Мазин прислушался, ничего не услышал и решил времени больше не терять.

— Я вам сначала один фотоснимок покажу. Снимок не очень приятный, но отнеситесь к нему спокойно. Это формальность.

И он достал из конверта изображение бомжа, в предсмертной слабости опустившегося на колени у колодца.

— Что это? — не понял сразу Александр Дмитриевич, и вот эта секунда, когда он искренне не понимал, что видит на снимке Федора, и ввела в заблуждение Мазина, потому что в следующий момент он вынужден был обернуться и переключить внимание на фигуру, без стука возникшую на пороге.

— Здравствуйте, — сказала Дарья, почти потупившись.

Да, конечно, в квартире находилась женщина, но представлял Игорь Николаевич ее несколько иначе…

Когда Мазин позвонил, Дарья лежала на животе на Сашином диване и, болтая ногами, смеялась, уткнувшись лицом в подушку.

— Слушай! Ты кто? Рахметов? Спишь на гвоздях! Мамочки! Если я тут с тобой поваляюсь, мне за месяц синяков не отмыть! Бедный мой муженек. Он подумает, что ты меня бьешь… Ха-ха!

А муженек, между прочим, был совсем уже не в Москве, а примчался вслед за супругой и, как уверяла Дарья, исключительно из ревности.

— Отелло по сравнению с ним тихий пенсионер. Ему никакой Яго не нужен, чтобы придушить бедную женщину.

И Александр Дмитриевич смеялся. За последние дни Дарья овладела им полностью, он даже сравнивал себя мысленно с тургеневским Саниным, что «отдался под нога» роковой Марье Николаевне. Но была и разница, Санин был молод, изменил возлюбленной и имел дело с очень покладистым мужем. У Пашкова же все выходило наоборот, и несли его отнюдь не «вешние воды», а осенние, отчего Александр Дмитриевич испытывал гордость, которая и проявлялась в его самодовольной взволнованности, «Еще не вечер», — уверял он себя в эти дни.

Услыхав мазинский звонок, оба переглянулись, и Дарья спросила:

— Кого это принесло?

— Понятия не имею.

— Ладно. Если отшить не сможешь, не расстраивайся, мне все равно пора.

Решили, как и надеялся Мазин, что уйдет она без лишнего шума. Однако упоминание об управлении внутренних дел вызвало у Дарьи сначала любопытство, а потом и ощущение непонятной тревоги. Сказалось ли «женское чутье», или милиция всегда подобное чувство вызывает, Дарья раздумывать не стала, она была скора на решения и, вместо того чтобы закрыть за собой дверь входную, распахнула внутреннюю и вошла в комнату.

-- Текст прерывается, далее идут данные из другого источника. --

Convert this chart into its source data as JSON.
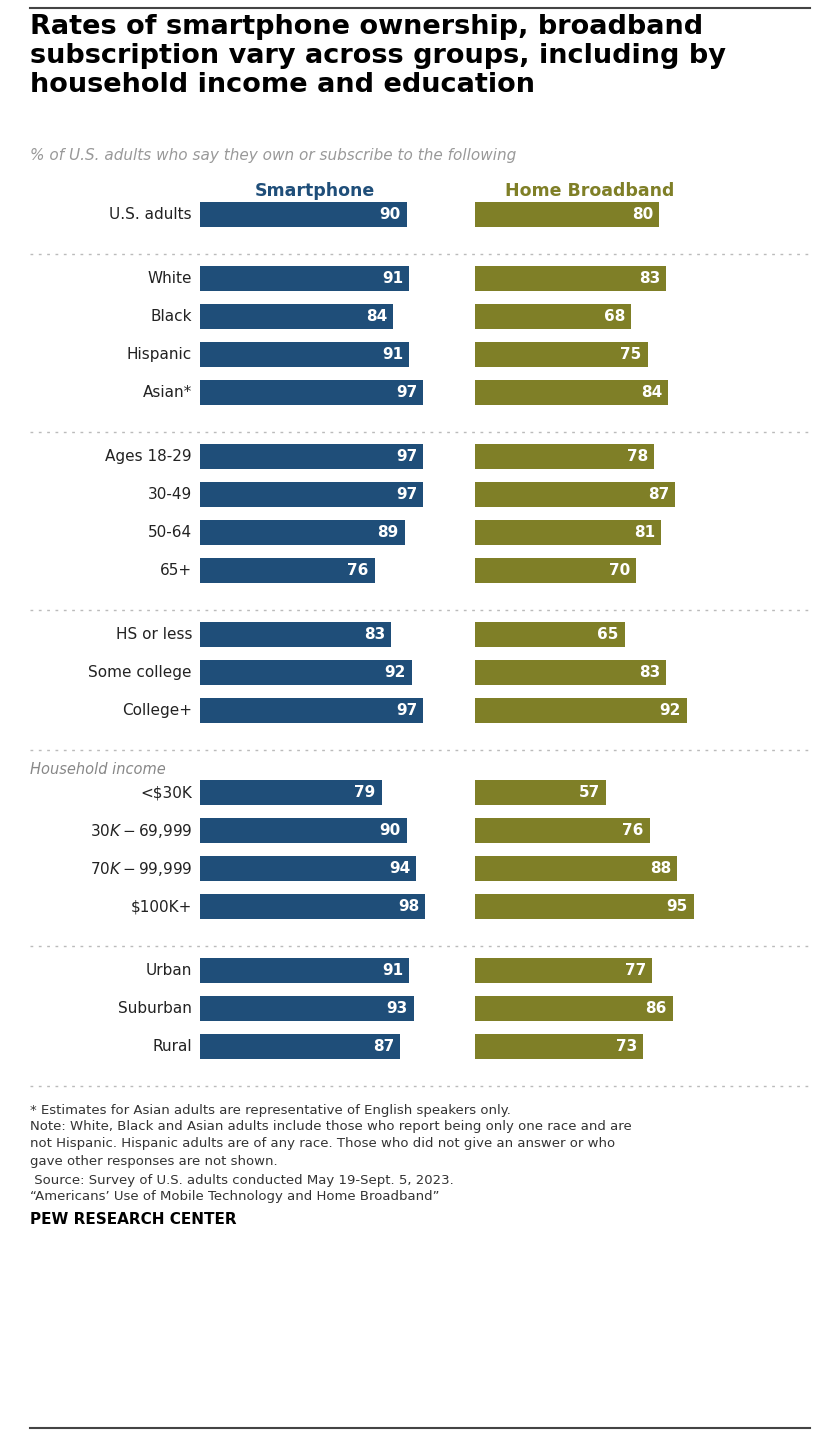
{
  "title": "Rates of smartphone ownership, broadband\nsubscription vary across groups, including by\nhousehold income and education",
  "subtitle": "% of U.S. adults who say they own or subscribe to the following",
  "col1_label": "Smartphone",
  "col2_label": "Home Broadband",
  "col1_color": "#1F4E79",
  "col2_color": "#7F7F27",
  "bar_text_color": "#FFFFFF",
  "label_color": "#222222",
  "sections": [
    {
      "section_label": null,
      "rows": [
        {
          "label": "U.S. adults",
          "smartphone": 90,
          "broadband": 80
        }
      ]
    },
    {
      "section_label": null,
      "rows": [
        {
          "label": "White",
          "smartphone": 91,
          "broadband": 83
        },
        {
          "label": "Black",
          "smartphone": 84,
          "broadband": 68
        },
        {
          "label": "Hispanic",
          "smartphone": 91,
          "broadband": 75
        },
        {
          "label": "Asian*",
          "smartphone": 97,
          "broadband": 84
        }
      ]
    },
    {
      "section_label": null,
      "rows": [
        {
          "label": "Ages 18-29",
          "smartphone": 97,
          "broadband": 78
        },
        {
          "label": "30-49",
          "smartphone": 97,
          "broadband": 87
        },
        {
          "label": "50-64",
          "smartphone": 89,
          "broadband": 81
        },
        {
          "label": "65+",
          "smartphone": 76,
          "broadband": 70
        }
      ]
    },
    {
      "section_label": null,
      "rows": [
        {
          "label": "HS or less",
          "smartphone": 83,
          "broadband": 65
        },
        {
          "label": "Some college",
          "smartphone": 92,
          "broadband": 83
        },
        {
          "label": "College+",
          "smartphone": 97,
          "broadband": 92
        }
      ]
    },
    {
      "section_label": "Household income",
      "rows": [
        {
          "label": "<$30K",
          "smartphone": 79,
          "broadband": 57
        },
        {
          "label": "$30K-$69,999",
          "smartphone": 90,
          "broadband": 76
        },
        {
          "label": "$70K-$99,999",
          "smartphone": 94,
          "broadband": 88
        },
        {
          "label": "$100K+",
          "smartphone": 98,
          "broadband": 95
        }
      ]
    },
    {
      "section_label": null,
      "rows": [
        {
          "label": "Urban",
          "smartphone": 91,
          "broadband": 77
        },
        {
          "label": "Suburban",
          "smartphone": 93,
          "broadband": 86
        },
        {
          "label": "Rural",
          "smartphone": 87,
          "broadband": 73
        }
      ]
    }
  ],
  "footnote1": "* Estimates for Asian adults are representative of English speakers only.",
  "footnote2": "Note: White, Black and Asian adults include those who report being only one race and are\nnot Hispanic. Hispanic adults are of any race. Those who did not give an answer or who\ngave other responses are not shown.",
  "footnote3": " Source: Survey of U.S. adults conducted May 19-Sept. 5, 2023.",
  "footnote4": "“Americans’ Use of Mobile Technology and Home Broadband”",
  "source_label": "PEW RESEARCH CENTER",
  "bg_color": "#FFFFFF",
  "title_color": "#000000",
  "subtitle_color": "#999999",
  "section_label_color": "#888888",
  "col1_header_color": "#1F4E79",
  "col2_header_color": "#7F7F27"
}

Внешне Мазин проявил ровно столько удивления и любопытства, сколько полагалось правилами выработанного за много лет поведения в неожиданной ситуации, но внутренне удивился немало. Дарья была, что называется, в форме в полном смысле слова, одета с той степенью риска, что не переходит грани, но бьет наверняка. Секрет был подброшен немецким журналом, где утверждались две истины — «лиловый цвет — последнее искушение» и «одежда может подчеркивать фигуру, быть короткой и вызывающей». Иллюстрировались эти аксиомы фотографией манекенщицы, в которой Дарья нашла полное сходство с собственной персоной. Пример был взят на вооружение. Даже поза, в которой она остановилась в дверях, чуть выдвинув одну ногу, соответствовала той, что демонстрировалась в журнале. Мазин, естественно, модами не интересовался, журнала не видел, но вызов почувствовал. «Кажется, я недооценил кинодраматурга», — подумал он с некоторой завистью, однако лицо сохранил и лишь несколько сдвинулся в кресле вперед.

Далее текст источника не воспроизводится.